Eigentlich war das immer ihr Traum gewesen: ein gut aussehender Mann mit Manieren und Geld, der ihr jeden Wunsch von den Augen ablas. Davon war sie wohl Lichtjahre entfernt. Sie drehte sich auf die Seite, um ihr enttäuschtes Gesicht zu verbergen, obwohl der Besucher ihr ohnehin gerade den Rücken zuwandte.
»Ja, du hast mich bei einer sehr anregenden Tätigkeit gestört.

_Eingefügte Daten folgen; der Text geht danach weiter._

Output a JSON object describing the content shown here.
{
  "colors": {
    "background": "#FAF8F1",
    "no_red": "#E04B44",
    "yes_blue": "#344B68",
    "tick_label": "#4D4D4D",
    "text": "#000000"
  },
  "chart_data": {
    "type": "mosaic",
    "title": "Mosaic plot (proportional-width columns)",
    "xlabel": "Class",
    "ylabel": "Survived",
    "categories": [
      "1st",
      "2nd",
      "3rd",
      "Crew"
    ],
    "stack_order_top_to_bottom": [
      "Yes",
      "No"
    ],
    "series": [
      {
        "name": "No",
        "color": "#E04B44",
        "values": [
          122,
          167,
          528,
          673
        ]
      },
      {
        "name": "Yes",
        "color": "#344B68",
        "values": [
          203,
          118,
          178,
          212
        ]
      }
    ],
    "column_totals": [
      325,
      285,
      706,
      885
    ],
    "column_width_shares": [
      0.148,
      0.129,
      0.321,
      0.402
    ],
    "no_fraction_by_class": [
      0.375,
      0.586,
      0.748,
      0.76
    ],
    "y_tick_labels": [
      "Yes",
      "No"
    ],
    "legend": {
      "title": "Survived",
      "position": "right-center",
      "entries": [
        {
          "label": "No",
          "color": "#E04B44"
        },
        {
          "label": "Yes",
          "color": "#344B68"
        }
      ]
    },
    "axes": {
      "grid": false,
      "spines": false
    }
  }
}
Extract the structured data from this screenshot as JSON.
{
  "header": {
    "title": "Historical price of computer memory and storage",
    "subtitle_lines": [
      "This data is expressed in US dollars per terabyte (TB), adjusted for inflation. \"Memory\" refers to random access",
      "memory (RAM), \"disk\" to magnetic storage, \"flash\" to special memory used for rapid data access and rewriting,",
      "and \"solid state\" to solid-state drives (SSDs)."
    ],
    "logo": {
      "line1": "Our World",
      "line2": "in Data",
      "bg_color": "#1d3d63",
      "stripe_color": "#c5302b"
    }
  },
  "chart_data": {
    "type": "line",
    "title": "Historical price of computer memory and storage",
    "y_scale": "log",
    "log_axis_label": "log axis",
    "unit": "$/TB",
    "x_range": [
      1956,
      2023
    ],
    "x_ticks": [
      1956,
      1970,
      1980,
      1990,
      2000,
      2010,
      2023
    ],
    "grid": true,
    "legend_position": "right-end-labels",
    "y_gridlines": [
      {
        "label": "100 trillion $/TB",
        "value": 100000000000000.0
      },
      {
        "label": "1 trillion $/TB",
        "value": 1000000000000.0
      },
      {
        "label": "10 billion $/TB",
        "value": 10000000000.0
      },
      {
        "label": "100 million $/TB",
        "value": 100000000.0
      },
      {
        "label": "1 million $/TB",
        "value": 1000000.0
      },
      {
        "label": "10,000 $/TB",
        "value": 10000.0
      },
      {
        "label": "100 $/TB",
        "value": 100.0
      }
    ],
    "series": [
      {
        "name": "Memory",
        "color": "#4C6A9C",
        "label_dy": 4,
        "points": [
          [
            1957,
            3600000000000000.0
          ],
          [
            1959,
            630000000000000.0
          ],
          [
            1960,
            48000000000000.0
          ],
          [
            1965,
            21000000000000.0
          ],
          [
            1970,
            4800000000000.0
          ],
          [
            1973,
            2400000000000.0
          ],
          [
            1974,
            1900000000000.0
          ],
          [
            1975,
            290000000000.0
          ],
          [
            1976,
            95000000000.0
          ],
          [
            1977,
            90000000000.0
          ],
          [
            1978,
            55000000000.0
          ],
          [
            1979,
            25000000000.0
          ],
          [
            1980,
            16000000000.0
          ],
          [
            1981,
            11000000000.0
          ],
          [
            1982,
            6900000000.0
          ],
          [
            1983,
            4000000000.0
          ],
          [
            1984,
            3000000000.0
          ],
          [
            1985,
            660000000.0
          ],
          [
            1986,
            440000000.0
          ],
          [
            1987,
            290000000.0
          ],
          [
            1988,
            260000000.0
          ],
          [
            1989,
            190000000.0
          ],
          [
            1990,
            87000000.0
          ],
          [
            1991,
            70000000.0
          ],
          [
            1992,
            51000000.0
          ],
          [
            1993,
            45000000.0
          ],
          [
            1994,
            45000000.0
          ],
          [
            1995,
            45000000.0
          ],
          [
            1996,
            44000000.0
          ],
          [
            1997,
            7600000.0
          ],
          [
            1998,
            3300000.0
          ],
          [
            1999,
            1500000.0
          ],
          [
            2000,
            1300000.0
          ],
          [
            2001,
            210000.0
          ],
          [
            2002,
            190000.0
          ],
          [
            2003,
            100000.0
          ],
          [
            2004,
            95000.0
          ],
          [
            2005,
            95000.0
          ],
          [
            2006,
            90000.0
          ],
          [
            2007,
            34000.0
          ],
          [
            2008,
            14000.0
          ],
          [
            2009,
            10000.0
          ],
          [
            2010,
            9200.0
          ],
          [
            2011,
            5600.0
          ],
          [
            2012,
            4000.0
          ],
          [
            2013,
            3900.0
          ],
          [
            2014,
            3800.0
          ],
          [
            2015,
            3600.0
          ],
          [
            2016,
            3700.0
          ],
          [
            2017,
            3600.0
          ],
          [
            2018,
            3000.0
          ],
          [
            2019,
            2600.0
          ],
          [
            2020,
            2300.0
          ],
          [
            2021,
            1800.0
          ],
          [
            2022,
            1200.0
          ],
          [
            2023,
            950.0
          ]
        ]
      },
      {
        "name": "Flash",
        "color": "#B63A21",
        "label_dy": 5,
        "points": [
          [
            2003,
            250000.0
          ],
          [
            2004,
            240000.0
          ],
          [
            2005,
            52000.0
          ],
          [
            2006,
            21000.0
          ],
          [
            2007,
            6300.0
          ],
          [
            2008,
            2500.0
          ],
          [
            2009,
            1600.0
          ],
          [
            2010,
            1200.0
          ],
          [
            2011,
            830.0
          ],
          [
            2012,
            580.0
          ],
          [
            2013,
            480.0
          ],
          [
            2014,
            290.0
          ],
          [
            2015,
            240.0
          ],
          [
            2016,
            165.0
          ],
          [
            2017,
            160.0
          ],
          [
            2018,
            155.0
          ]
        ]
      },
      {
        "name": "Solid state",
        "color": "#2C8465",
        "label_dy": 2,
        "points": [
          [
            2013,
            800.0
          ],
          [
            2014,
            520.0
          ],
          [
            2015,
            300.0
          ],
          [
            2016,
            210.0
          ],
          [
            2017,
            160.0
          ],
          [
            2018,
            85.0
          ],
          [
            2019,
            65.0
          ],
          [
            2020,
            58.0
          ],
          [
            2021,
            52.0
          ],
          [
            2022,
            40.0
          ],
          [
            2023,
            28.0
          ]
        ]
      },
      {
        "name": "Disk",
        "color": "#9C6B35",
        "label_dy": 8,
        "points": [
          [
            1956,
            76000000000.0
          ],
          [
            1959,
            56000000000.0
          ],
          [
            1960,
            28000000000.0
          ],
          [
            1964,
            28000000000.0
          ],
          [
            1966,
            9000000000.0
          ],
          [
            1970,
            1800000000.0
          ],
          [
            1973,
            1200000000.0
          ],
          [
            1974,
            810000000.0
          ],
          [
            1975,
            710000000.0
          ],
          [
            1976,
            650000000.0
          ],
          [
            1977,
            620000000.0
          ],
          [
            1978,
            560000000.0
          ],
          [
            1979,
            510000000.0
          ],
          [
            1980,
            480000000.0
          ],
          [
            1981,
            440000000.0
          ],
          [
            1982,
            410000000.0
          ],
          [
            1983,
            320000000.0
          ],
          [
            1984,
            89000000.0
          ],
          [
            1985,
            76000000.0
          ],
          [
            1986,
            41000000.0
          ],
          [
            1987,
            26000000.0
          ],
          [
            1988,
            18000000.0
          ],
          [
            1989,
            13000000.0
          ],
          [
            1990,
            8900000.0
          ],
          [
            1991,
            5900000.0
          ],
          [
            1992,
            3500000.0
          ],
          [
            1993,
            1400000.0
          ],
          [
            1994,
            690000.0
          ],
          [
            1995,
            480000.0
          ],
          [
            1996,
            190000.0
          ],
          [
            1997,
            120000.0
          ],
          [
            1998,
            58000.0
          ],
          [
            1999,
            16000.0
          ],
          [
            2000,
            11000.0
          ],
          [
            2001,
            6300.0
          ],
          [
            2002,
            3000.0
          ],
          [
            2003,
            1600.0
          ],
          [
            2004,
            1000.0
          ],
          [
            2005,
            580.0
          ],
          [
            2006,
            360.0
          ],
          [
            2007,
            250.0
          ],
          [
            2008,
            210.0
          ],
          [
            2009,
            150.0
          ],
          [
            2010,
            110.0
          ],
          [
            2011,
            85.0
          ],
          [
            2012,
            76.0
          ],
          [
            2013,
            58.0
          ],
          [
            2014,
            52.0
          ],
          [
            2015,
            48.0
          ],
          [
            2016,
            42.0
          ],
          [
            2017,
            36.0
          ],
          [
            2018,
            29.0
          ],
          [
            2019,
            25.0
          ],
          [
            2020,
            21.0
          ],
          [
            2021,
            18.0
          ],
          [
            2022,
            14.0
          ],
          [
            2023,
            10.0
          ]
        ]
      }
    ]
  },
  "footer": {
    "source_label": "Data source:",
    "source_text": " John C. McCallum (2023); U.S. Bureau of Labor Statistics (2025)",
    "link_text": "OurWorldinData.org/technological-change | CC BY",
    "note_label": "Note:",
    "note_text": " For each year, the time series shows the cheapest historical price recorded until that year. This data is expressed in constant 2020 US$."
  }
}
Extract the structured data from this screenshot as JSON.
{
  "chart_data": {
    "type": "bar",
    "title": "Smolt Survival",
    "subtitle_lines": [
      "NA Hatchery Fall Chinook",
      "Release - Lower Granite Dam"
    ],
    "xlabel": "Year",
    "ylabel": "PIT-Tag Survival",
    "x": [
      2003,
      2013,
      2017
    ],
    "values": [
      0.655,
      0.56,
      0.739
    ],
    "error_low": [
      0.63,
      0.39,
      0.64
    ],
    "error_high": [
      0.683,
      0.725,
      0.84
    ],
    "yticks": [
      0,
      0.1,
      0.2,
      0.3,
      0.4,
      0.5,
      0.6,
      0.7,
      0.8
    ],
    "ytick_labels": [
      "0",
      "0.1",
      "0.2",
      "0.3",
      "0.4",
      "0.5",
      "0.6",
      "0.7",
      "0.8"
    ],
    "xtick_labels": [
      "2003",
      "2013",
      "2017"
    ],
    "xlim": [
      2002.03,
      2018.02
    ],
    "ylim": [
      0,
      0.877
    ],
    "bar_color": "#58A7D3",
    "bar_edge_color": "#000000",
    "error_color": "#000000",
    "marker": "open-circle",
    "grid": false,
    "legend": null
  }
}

Also komm zur Sache«, bat er inzwischen wieder freundlich. »Ich muss hier dringend weitermachen, bevor alles kalt wird.«
Sein Lachen ließ Ekaterina erschauern. Eigentlich hatte sie überhaupt keine Lust mehr. Lust war ohnehin der falsche Ausdruck. Am liebsten hätte sie auf das Geld verzichtet. Aber das konnte sie nicht, wenn sie ihren sehr guten Kunden nicht verprellen wollte.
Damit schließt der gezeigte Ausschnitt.